Unused human umbilical cords (UC) offer an abundant and noninvasive source of MSCs
without ethical issues and are emerging as a valuable alternative to bone marrow tissue
for producing MSCs. We thus investigated the immunomodulation effect of umbilical
cord-derived MSCs (UC-MSCs) on human peripheral blood mononuclear cells (PBMCs), T
cells in particular, in a co-culture system. We found that UC-MSCs efficiently suppressed
the proliferation of phytohaemagglutinin (PHA)-stimulated PBMCs (p<0.01). Kinetic
analysis revealed that UC-MSCs primarily inhibited the division of generation 3 (G3)
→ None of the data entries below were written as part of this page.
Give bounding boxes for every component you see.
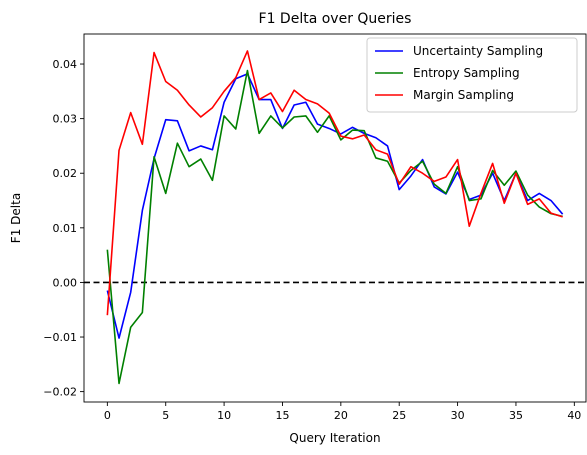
y-tick-label: −0.01 [43,331,77,344]
legend-entry: Entropy Sampling [413,66,520,80]
series-line-2 [107,71,562,384]
x-tick-label: 30 [451,409,465,422]
chart-title: F1 Delta over Queries [259,11,412,27]
y-tick-label: 0.03 [53,113,78,126]
x-tick-label: 0 [104,409,111,422]
series-line-1 [107,74,562,338]
x-tick-label: 15 [275,409,289,422]
y-tick-label: 0.02 [53,167,78,180]
x-tick-label: 40 [567,409,581,422]
y-tick-label: 0.00 [53,276,78,289]
x-axis-label: Query Iteration [289,431,380,445]
legend: Uncertainty Sampling Entropy Sampling Marg… [367,38,577,112]
y-tick-label: −0.02 [43,386,77,399]
y-tick-label: 0.01 [53,222,78,235]
x-tick-label: 25 [392,409,406,422]
y-tick-label: 0.04 [53,58,78,71]
legend-entry: Margin Sampling [413,88,514,102]
x-tick-label: 5 [162,409,169,422]
x-tick-label: 10 [217,409,231,422]
x-tick-label: 20 [334,409,348,422]
legend-entry: Uncertainty Sampling [413,44,543,58]
y-axis-label: F1 Delta [9,193,23,243]
x-tick-label: 35 [509,409,523,422]
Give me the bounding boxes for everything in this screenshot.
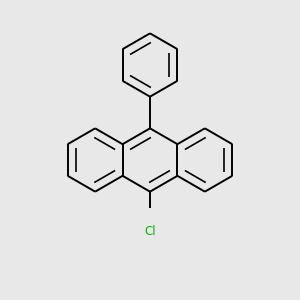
- Text: Cl: Cl: [144, 225, 156, 238]
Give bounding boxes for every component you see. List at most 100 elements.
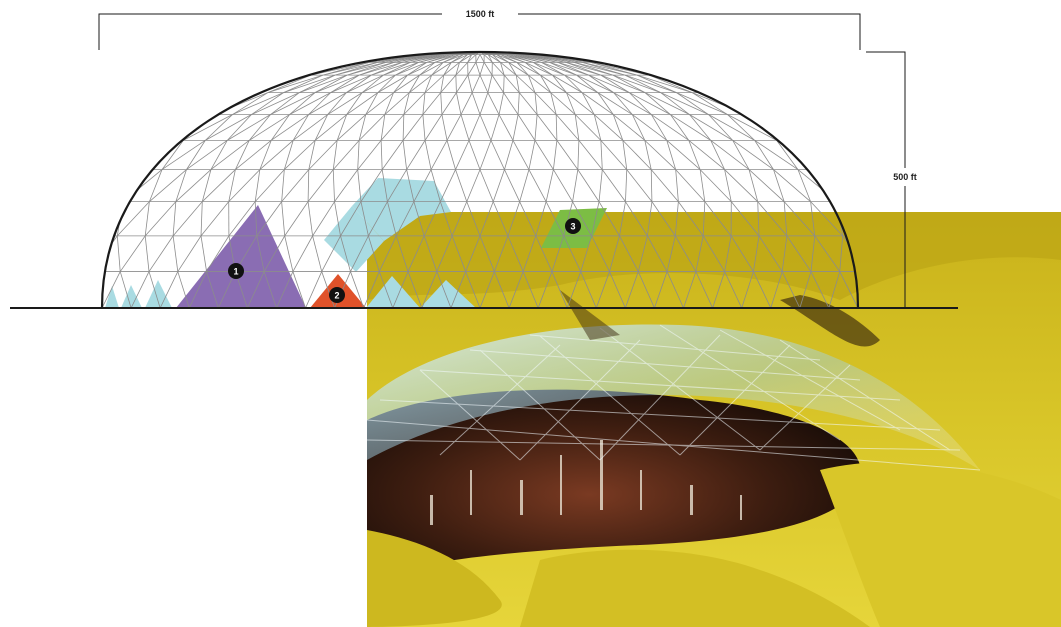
grid-strut: [479, 92, 489, 115]
grid-strut: [172, 201, 203, 237]
grid-strut: [267, 74, 312, 94]
grid-strut: [130, 271, 150, 308]
grid-strut: [226, 114, 252, 141]
grid-strut: [647, 235, 668, 272]
grid-strut: [177, 235, 202, 272]
grid-strut: [753, 271, 772, 308]
grid-strut: [528, 74, 551, 93]
grid-strut: [468, 140, 481, 170]
grid-strut: [757, 201, 760, 236]
grid-strut: [263, 235, 286, 272]
grid-strut: [235, 140, 272, 170]
grid-strut: [358, 114, 367, 141]
grid-strut: [650, 169, 653, 202]
grid-strut: [487, 75, 493, 93]
grid-strut: [346, 74, 372, 93]
grid-strut: [651, 201, 676, 237]
grid-strut: [359, 61, 403, 76]
grid-strut: [161, 140, 184, 170]
grid-strut: [419, 62, 444, 76]
grid-strut: [422, 92, 426, 115]
grid-strut: [666, 235, 676, 272]
grid-strut: [591, 235, 610, 272]
grid-strut: [741, 271, 754, 308]
grid-strut: [186, 140, 206, 170]
grid-strut: [660, 92, 709, 115]
grid-strut: [270, 92, 316, 115]
width-label: 1500 ft: [466, 9, 495, 19]
grid-strut: [534, 140, 554, 170]
grid-strut: [228, 201, 256, 237]
height-dimension: [866, 51, 906, 308]
grid-strut: [440, 92, 443, 115]
grid-strut: [387, 169, 407, 202]
grid-strut: [439, 169, 456, 202]
grid-strut: [712, 271, 726, 308]
grid-strut: [363, 271, 380, 308]
grid-strut: [144, 201, 150, 236]
grid-strut: [402, 114, 405, 141]
grid-strut: [758, 235, 783, 272]
grid-strut: [378, 235, 397, 272]
grid-strut: [503, 74, 520, 93]
grid-strut: [465, 235, 481, 272]
grid-strut: [540, 74, 567, 93]
grid-strut: [678, 201, 704, 237]
grid-strut: [159, 271, 179, 308]
grid-strut: [267, 74, 324, 94]
grid-strut: [122, 169, 138, 202]
grid-strut: [692, 92, 728, 115]
grid-strut: [346, 92, 363, 115]
grid-strut: [205, 114, 233, 141]
panel-blue-base-1: [145, 280, 172, 308]
grid-strut: [601, 169, 626, 202]
grid-strut: [456, 74, 469, 93]
grid-strut: [609, 271, 626, 308]
grid-strut: [507, 235, 524, 272]
grid-strut: [446, 140, 456, 170]
grid-strut: [443, 62, 452, 76]
grid-strut: [637, 235, 648, 272]
grid-strut: [346, 92, 379, 115]
grid-strut: [675, 169, 706, 202]
grid-strut: [613, 114, 646, 141]
grid-strut: [644, 140, 652, 170]
grid-strut: [515, 74, 536, 93]
grid-strut: [518, 92, 538, 115]
grid-strut: [666, 140, 677, 170]
grid-strut: [393, 74, 420, 93]
grid-strut: [626, 169, 653, 202]
grid-strut: [402, 140, 408, 170]
grid-strut: [535, 235, 553, 272]
grid-strut: [292, 114, 328, 141]
grid-strut: [551, 271, 568, 308]
grid-strut: [408, 74, 420, 93]
grid-strut: [284, 201, 309, 237]
grid-strut: [613, 92, 633, 115]
grid-strut: [550, 92, 557, 115]
grid-strut: [419, 62, 436, 76]
grid-strut: [581, 92, 614, 115]
grid-strut: [418, 54, 452, 63]
grid-strut: [327, 92, 363, 115]
grid-strut: [116, 235, 121, 272]
grid-strut: [175, 169, 212, 202]
grid-strut: [555, 114, 580, 141]
grid-strut: [637, 271, 655, 308]
grid-strut: [459, 54, 472, 63]
grid-strut: [380, 114, 386, 141]
grid-strut: [281, 169, 285, 202]
mars-dome-rendering: [367, 212, 1061, 627]
grid-strut: [576, 74, 599, 93]
grid-strut: [359, 61, 395, 76]
grid-strut: [683, 271, 697, 308]
grid-strut: [629, 92, 671, 115]
grid-strut: [515, 75, 520, 93]
grid-strut: [334, 61, 378, 76]
grid-strut: [710, 140, 750, 170]
grid-strut: [188, 271, 207, 308]
grid-strut: [321, 235, 341, 272]
grid-strut: [524, 62, 541, 76]
grid-strut: [395, 235, 409, 272]
grid-strut: [624, 74, 661, 93]
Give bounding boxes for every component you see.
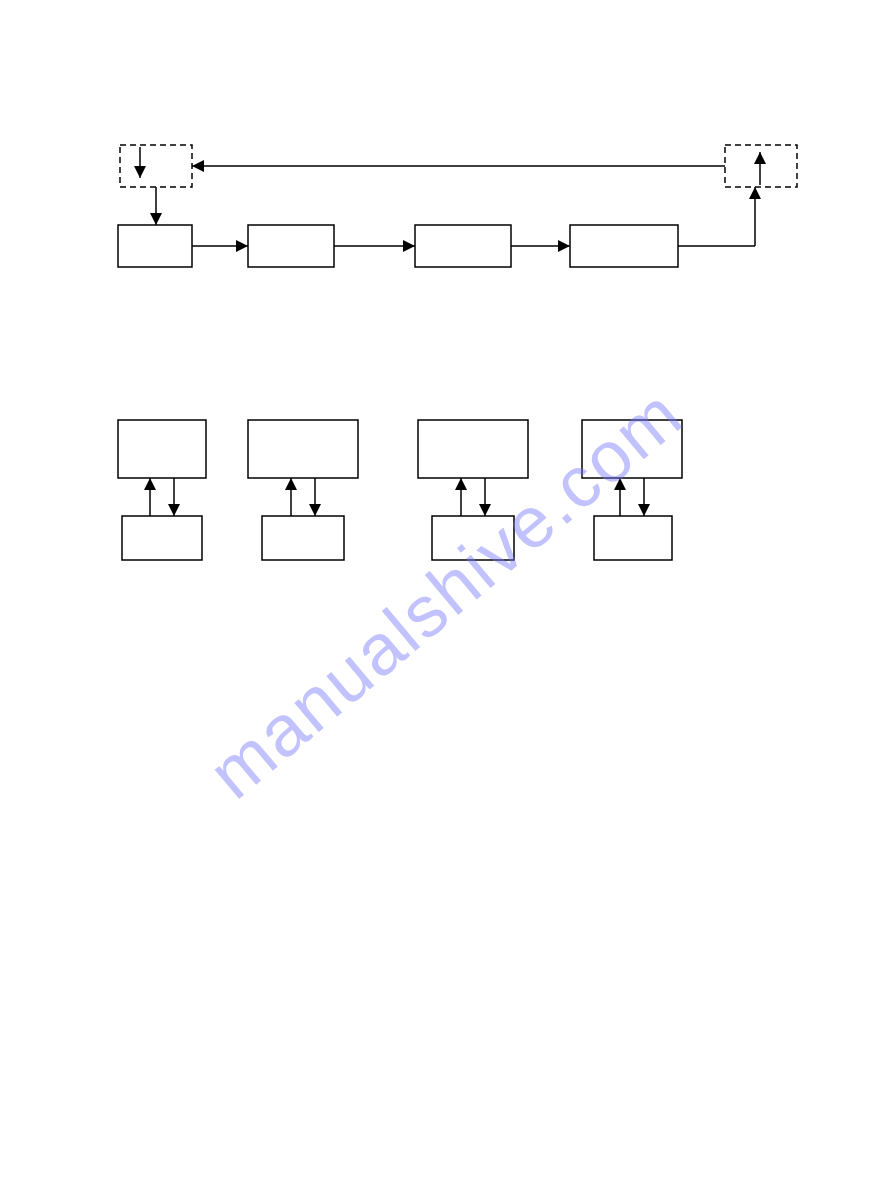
arrow-head xyxy=(479,504,491,516)
arrow-head xyxy=(455,478,467,490)
diagram-node xyxy=(262,516,344,560)
diagram-node xyxy=(582,420,682,478)
diagram-node xyxy=(248,225,334,267)
arrow-head xyxy=(309,504,321,516)
diagram-node xyxy=(570,225,678,267)
arrow-head xyxy=(403,240,415,252)
arrow-head xyxy=(638,504,650,516)
diagram-node xyxy=(418,420,528,478)
arrow-head xyxy=(754,152,766,164)
arrow-head xyxy=(168,504,180,516)
diagram-node xyxy=(122,516,202,560)
arrow-head xyxy=(150,213,162,225)
diagram-node xyxy=(120,145,192,187)
arrow-head xyxy=(614,478,626,490)
arrow-head xyxy=(192,160,204,172)
flowchart-diagram xyxy=(0,0,891,1188)
arrow-head xyxy=(285,478,297,490)
arrow-head xyxy=(144,478,156,490)
diagram-node xyxy=(594,516,672,560)
arrow-head xyxy=(134,166,146,178)
diagram-node xyxy=(118,420,206,478)
arrow-head xyxy=(749,187,761,199)
diagram-node xyxy=(432,516,514,560)
diagram-node xyxy=(248,420,358,478)
diagram-node xyxy=(415,225,511,267)
diagram-node xyxy=(118,225,192,267)
diagram-node xyxy=(725,145,797,187)
arrow-head xyxy=(236,240,248,252)
arrow-head xyxy=(558,240,570,252)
and 4 (G4) of PBMCs. In addition, UC-MSCs augmented the expression of CD127(+) and
CD45RA(+) but reduced the expression of CD25(+) in PBMCs stimulated by PHA (p<0.05).
Furthermore, UC-MSCs inhibited PHA-resulted increase in the frequency of CD4(+)CD25(+)CD127(low/-)
Tregs significantly (p<0.01) but augmented PHA-resulted increase in the frequency
of CD4(+)CD25(high)CD45RA(+) Tregs to about three times in PBMCs. The levels of anti-inflammatory
cytokines, PEG2, TGF-β, and IL-10 were greatly up-regulated, accompanied by a significant
down-regulation of pro-inflammatory IFN-γ in the co-culture (p<0.01). Our results
showed that UC-MSCs are able to suppress mitogen-induced PBMC activation and proliferation
in vitro by altering T lymphocyte phenotypes, increasing the frequency of CD4(+)CD25(high)CD45RA(+)
Tregs, and modulating the associated cytokine production. Further studies are warranted
to investigate the therapeutic potential of UC-MSCs in immunologically-diseased conditions.